КИРЗА. Духанка (2)

Климат странный, гнилой какой-то. Болота кругом. Вечная сырость. Сушилки не работают, утром натягиваешь на себя холодные влажные тряпки.
Порежешь палец – месяц рана не заживает. У всех поголовно – грибок на ногах.
Кто-то из второй роты подхватил лобковых вшей. Причём не от девки, а через выданные в бане трусы. Теперь, прежде чем надеть сменку, разглядываем каждый шов.

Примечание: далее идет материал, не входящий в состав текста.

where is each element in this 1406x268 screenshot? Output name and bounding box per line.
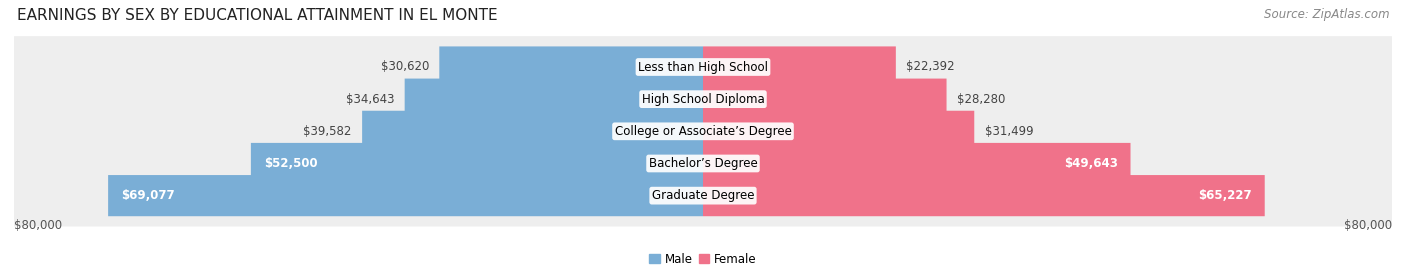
Text: Less than High School: Less than High School <box>638 61 768 73</box>
Text: $49,643: $49,643 <box>1064 157 1118 170</box>
FancyBboxPatch shape <box>703 111 974 152</box>
FancyBboxPatch shape <box>14 36 1392 98</box>
Text: $65,227: $65,227 <box>1198 189 1251 202</box>
FancyBboxPatch shape <box>439 46 703 88</box>
FancyBboxPatch shape <box>250 143 703 184</box>
FancyBboxPatch shape <box>703 175 1265 216</box>
FancyBboxPatch shape <box>14 100 1392 162</box>
FancyBboxPatch shape <box>14 133 1392 194</box>
Legend: Male, Female: Male, Female <box>645 248 761 268</box>
FancyBboxPatch shape <box>703 46 896 88</box>
FancyBboxPatch shape <box>363 111 703 152</box>
Text: $80,000: $80,000 <box>14 219 62 232</box>
Text: $34,643: $34,643 <box>346 93 394 106</box>
FancyBboxPatch shape <box>14 165 1392 226</box>
Text: Bachelor’s Degree: Bachelor’s Degree <box>648 157 758 170</box>
Text: Source: ZipAtlas.com: Source: ZipAtlas.com <box>1264 8 1389 21</box>
Text: College or Associate’s Degree: College or Associate’s Degree <box>614 125 792 138</box>
Text: $22,392: $22,392 <box>907 61 955 73</box>
Text: $30,620: $30,620 <box>381 61 429 73</box>
Text: $52,500: $52,500 <box>264 157 318 170</box>
Text: $69,077: $69,077 <box>121 189 174 202</box>
FancyBboxPatch shape <box>703 143 1130 184</box>
Text: $39,582: $39,582 <box>304 125 352 138</box>
Text: $80,000: $80,000 <box>1344 219 1392 232</box>
FancyBboxPatch shape <box>405 79 703 120</box>
FancyBboxPatch shape <box>14 68 1392 130</box>
Text: $31,499: $31,499 <box>984 125 1033 138</box>
Text: $28,280: $28,280 <box>957 93 1005 106</box>
Text: Graduate Degree: Graduate Degree <box>652 189 754 202</box>
Text: EARNINGS BY SEX BY EDUCATIONAL ATTAINMENT IN EL MONTE: EARNINGS BY SEX BY EDUCATIONAL ATTAINMEN… <box>17 8 498 23</box>
FancyBboxPatch shape <box>703 79 946 120</box>
FancyBboxPatch shape <box>108 175 703 216</box>
Text: High School Diploma: High School Diploma <box>641 93 765 106</box>
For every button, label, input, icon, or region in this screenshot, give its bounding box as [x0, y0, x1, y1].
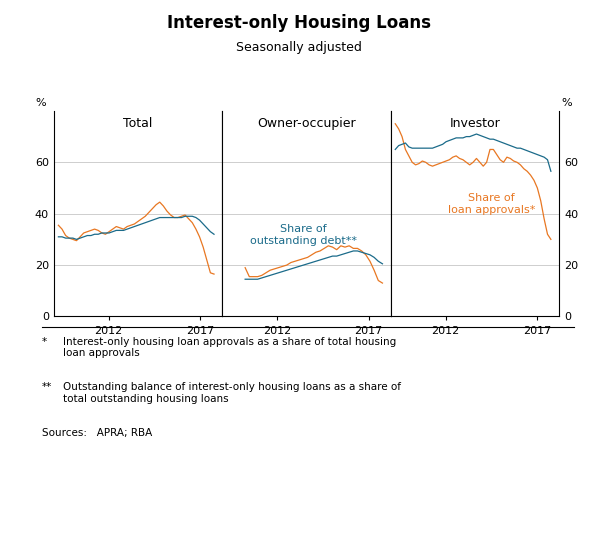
- Text: Interest-only housing loan approvals as a share of total housing
loan approvals: Interest-only housing loan approvals as …: [63, 337, 396, 358]
- Text: Investor: Investor: [450, 117, 501, 130]
- Text: Outstanding balance of interest-only housing loans as a share of
total outstandi: Outstanding balance of interest-only hou…: [63, 382, 401, 404]
- Text: Sources:   APRA; RBA: Sources: APRA; RBA: [42, 428, 152, 438]
- Text: Total: Total: [123, 117, 152, 130]
- Text: %: %: [562, 98, 572, 108]
- Text: %: %: [35, 98, 46, 108]
- Text: **: **: [42, 382, 52, 392]
- Text: Share of
loan approvals*: Share of loan approvals*: [448, 193, 535, 215]
- Text: Seasonally adjusted: Seasonally adjusted: [236, 41, 362, 54]
- Text: Interest-only Housing Loans: Interest-only Housing Loans: [167, 14, 431, 31]
- Text: Share of
outstanding debt**: Share of outstanding debt**: [249, 224, 356, 246]
- Text: Owner-occupier: Owner-occupier: [257, 117, 356, 130]
- Text: *: *: [42, 337, 47, 346]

Привыкаешь к особому языку. Начинаешь “шарить” и “рюхать”, стараешься не “тормозить”. Не “залетать” и не “влезать в залупу”. Знаешь, что такое “тренчик” и “чипок”.
Привыкаешь, что человека зовут, скажем, не Сергей Иванович, а “товарищ капитан”. А когда тот получает майора, какое-то время путаешься и зовёшь его по-старому, капитаном. И кажется тебе, что человек взял и сменил себе имя.
Обнаружил, что забыл, как называется в университете должность главного человека на кафедре. Полдня вспоминал. Ну не может же быть, чтобы “начальник кафедры”… Так недалеко и до того, чтобы декана “командиром факультета” назвать…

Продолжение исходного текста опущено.